He attended the Revival last year, fitting right in with a two-piece suit and fedora, and liked what he saw enough to sign up for 2025.
“It looked like everyone was having fun and that’s the point in going down,” he says. “It’s a beautiful track, it’s got a good rhythm, and the cars are beautiful.
“You don’t go there to be a world champion. You go there to have fun, drive around, and hopefully everybody is in the same mindset. It’s fun in and out of the car: I go down with my wife and we dress up a bit.”

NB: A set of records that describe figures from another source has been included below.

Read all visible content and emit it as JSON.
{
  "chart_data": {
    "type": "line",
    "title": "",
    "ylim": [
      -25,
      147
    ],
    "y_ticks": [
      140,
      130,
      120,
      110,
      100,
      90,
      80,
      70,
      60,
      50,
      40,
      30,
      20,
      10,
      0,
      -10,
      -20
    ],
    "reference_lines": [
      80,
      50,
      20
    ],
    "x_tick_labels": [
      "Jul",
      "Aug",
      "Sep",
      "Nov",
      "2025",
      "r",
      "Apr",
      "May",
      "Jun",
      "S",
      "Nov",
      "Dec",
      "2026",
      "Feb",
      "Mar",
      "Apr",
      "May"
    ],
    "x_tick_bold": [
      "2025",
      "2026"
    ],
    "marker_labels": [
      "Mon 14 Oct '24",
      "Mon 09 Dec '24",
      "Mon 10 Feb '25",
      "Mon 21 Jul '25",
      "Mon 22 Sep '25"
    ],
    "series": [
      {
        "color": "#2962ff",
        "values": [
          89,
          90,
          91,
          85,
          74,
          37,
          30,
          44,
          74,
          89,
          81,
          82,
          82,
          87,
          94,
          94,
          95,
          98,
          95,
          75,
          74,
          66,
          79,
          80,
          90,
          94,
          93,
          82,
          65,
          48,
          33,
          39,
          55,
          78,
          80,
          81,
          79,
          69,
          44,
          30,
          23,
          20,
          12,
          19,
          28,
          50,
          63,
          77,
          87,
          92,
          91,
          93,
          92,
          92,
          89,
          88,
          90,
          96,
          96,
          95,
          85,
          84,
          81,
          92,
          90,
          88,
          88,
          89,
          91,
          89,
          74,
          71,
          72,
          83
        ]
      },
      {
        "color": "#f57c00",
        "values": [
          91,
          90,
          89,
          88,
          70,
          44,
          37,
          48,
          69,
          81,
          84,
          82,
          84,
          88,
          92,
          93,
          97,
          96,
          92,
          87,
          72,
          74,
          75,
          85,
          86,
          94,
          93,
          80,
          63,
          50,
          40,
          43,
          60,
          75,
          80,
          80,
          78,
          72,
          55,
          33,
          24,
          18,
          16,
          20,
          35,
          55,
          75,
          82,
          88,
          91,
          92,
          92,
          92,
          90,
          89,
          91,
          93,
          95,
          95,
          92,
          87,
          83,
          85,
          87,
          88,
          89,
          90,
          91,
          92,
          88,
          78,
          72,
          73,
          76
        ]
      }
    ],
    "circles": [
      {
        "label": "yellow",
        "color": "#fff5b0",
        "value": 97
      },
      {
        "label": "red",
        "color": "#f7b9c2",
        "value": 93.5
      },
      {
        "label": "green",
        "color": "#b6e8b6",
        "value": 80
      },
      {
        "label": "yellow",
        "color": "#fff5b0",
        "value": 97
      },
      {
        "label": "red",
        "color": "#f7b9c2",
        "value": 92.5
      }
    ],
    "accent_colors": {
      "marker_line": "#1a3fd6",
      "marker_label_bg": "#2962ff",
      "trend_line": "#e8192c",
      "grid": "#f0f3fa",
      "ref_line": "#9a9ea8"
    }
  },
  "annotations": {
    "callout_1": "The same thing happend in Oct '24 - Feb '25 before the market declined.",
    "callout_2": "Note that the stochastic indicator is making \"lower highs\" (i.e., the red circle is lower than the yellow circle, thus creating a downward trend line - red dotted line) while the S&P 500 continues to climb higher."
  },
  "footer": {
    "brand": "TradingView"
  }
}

Hearing this, you could think that Villeneuve is simply there for an exhilarating weekend — and he wouldn’t be the only one. But his approach to historic racing is far more thoughtful, and follows from his experience driving some of the Formula 1 Ferraris raced by his father Gilles.
“What I love in those cars, when I get in them, is to start imagining what was going through the minds of the drivers that were actually racing them in the day, for whom that was the latest technology,” says Villeneuve. “That’s what they were pushing. That’s what they were working on.

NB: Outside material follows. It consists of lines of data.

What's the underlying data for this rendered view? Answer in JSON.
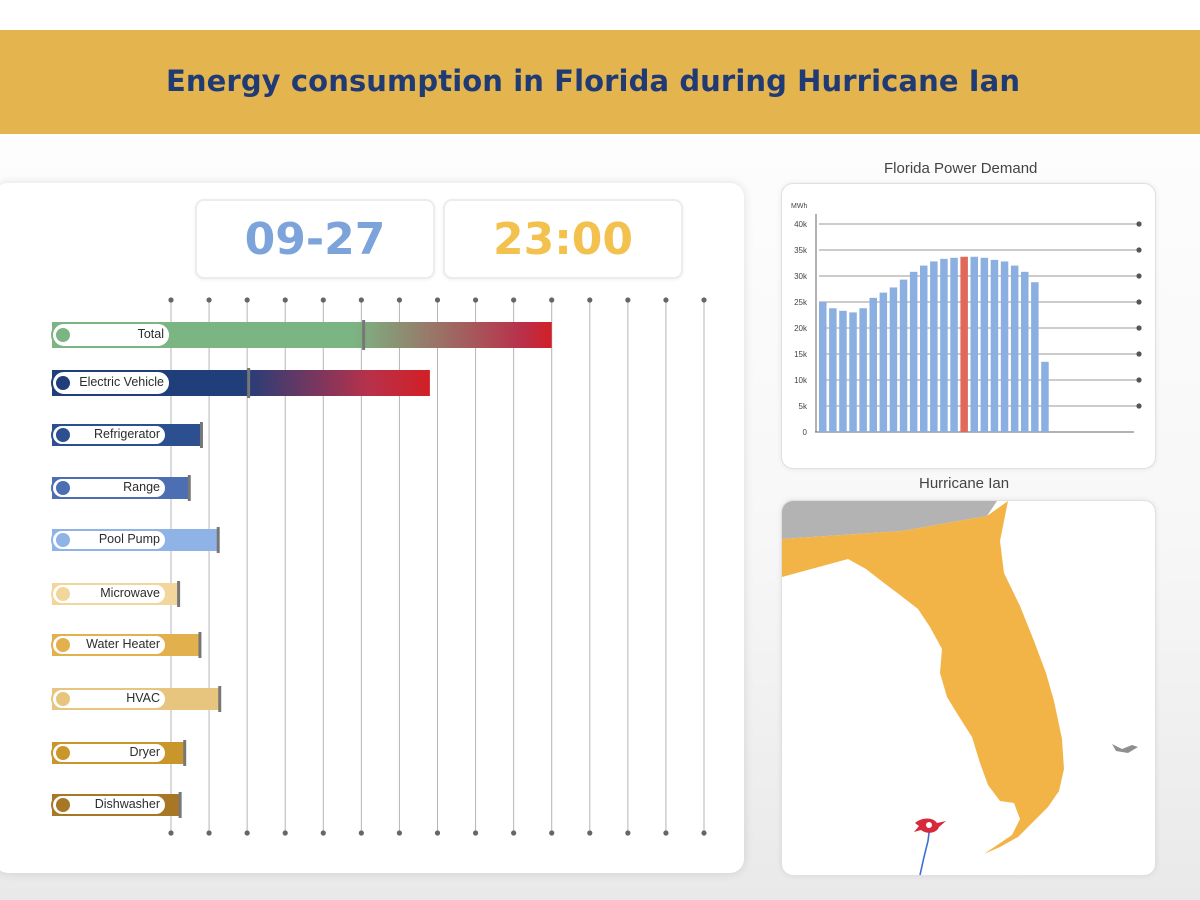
{
  "header": {
    "title": "Energy consumption in Florida during Hurricane Ian"
  },
  "counters": {
    "date": "09-27",
    "time": "23:00"
  },
  "colors": {
    "banner": "#e4b44f",
    "title": "#203a74",
    "date": "#7da3db",
    "time": "#f2c14e",
    "demand_bar": "#8aafe0",
    "demand_highlight": "#e06a5a",
    "state_fill": "#f2b447",
    "neighbor_fill": "#b3b3b3",
    "hurricane_marker": "#d8283b"
  },
  "chart_data": [
    {
      "type": "bar",
      "orientation": "horizontal",
      "title": "",
      "xlabel": "",
      "ylabel": "",
      "grid": true,
      "categories": [
        "Total",
        "Electric Vehicle",
        "Refrigerator",
        "Range",
        "Pool Pump",
        "Microwave",
        "Water Heater",
        "HVAC",
        "Dryer",
        "Dishwasher"
      ],
      "values": [
        5.0,
        3.4,
        0.4,
        0.24,
        0.62,
        0.1,
        0.38,
        0.64,
        0.18,
        0.12
      ],
      "reference_marks": [
        2.53,
        1.02,
        0.4,
        0.24,
        0.62,
        0.1,
        0.38,
        0.64,
        0.18,
        0.12
      ],
      "series_colors": [
        "#7bb583",
        "#203e7a",
        "#2c4f8f",
        "#4c6fb3",
        "#8fb3e6",
        "#f3d69c",
        "#e3b04e",
        "#e8c57e",
        "#c9962b",
        "#a87725"
      ],
      "bar_gradient_end": "#d21f26",
      "xlim": [
        0,
        7.0
      ]
    },
    {
      "type": "bar",
      "title": "Florida Power Demand",
      "ylabel": "MWh",
      "xlabel": "",
      "ylim": [
        0,
        40000
      ],
      "yticks": [
        "0",
        "5k",
        "10k",
        "15k",
        "20k",
        "25k",
        "30k",
        "35k",
        "40k"
      ],
      "grid": true,
      "highlight_index": 14,
      "values": [
        25000,
        23800,
        23300,
        23000,
        23800,
        25800,
        26800,
        27800,
        29300,
        30800,
        32000,
        32800,
        33300,
        33500,
        33700,
        33700,
        33500,
        33100,
        32800,
        32000,
        30800,
        28800,
        13500
      ]
    }
  ],
  "map": {
    "title": "Hurricane Ian",
    "region": "Florida",
    "marker": "hurricane-icon"
  }
}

Jacques in his father’s 1979 season Ferrari 312 T4 in 2012
Venturelli/Getty Images
“I remember seeing [Gilles] testing at [Ferrari test track] Fiorano, and then I jumped in the same car, and I was telling myself, when he sat in that car, the first time, he’d have thought, ‘This is so amazing, this is the new technology,’.
“That’s what I found amazing, trying to get into that mindset. Back then, that was the modern day, and to see them take the risk they were taking and pushing limits in those cars, that’s what I find fantastic.
“That’s what I enjoy when I sit in there to try and imagine what was going through their mind. That is part of our heritage. Those drivers, that era, everything before us made what we have today.”
Villeneuve recounted the “magic” moment when driving Gilles’ 1979 Ferrari 312 T4 at Fiorano. “It was still his original seat and original belt, and there was still this sweat in them and everything. I didn’t even need to do a seat fit. It fitted as if I’d moulded the seat myself. Yeah, that was cool.”
It’s here that the topic of safety comes up. Given the death of his father at Zolder when Jacques was 11, it’s unsurprising that he’d have qualms about competing in cars built long before modern safety standards, and he says that it’s one reason for taking his time before racing historic cars.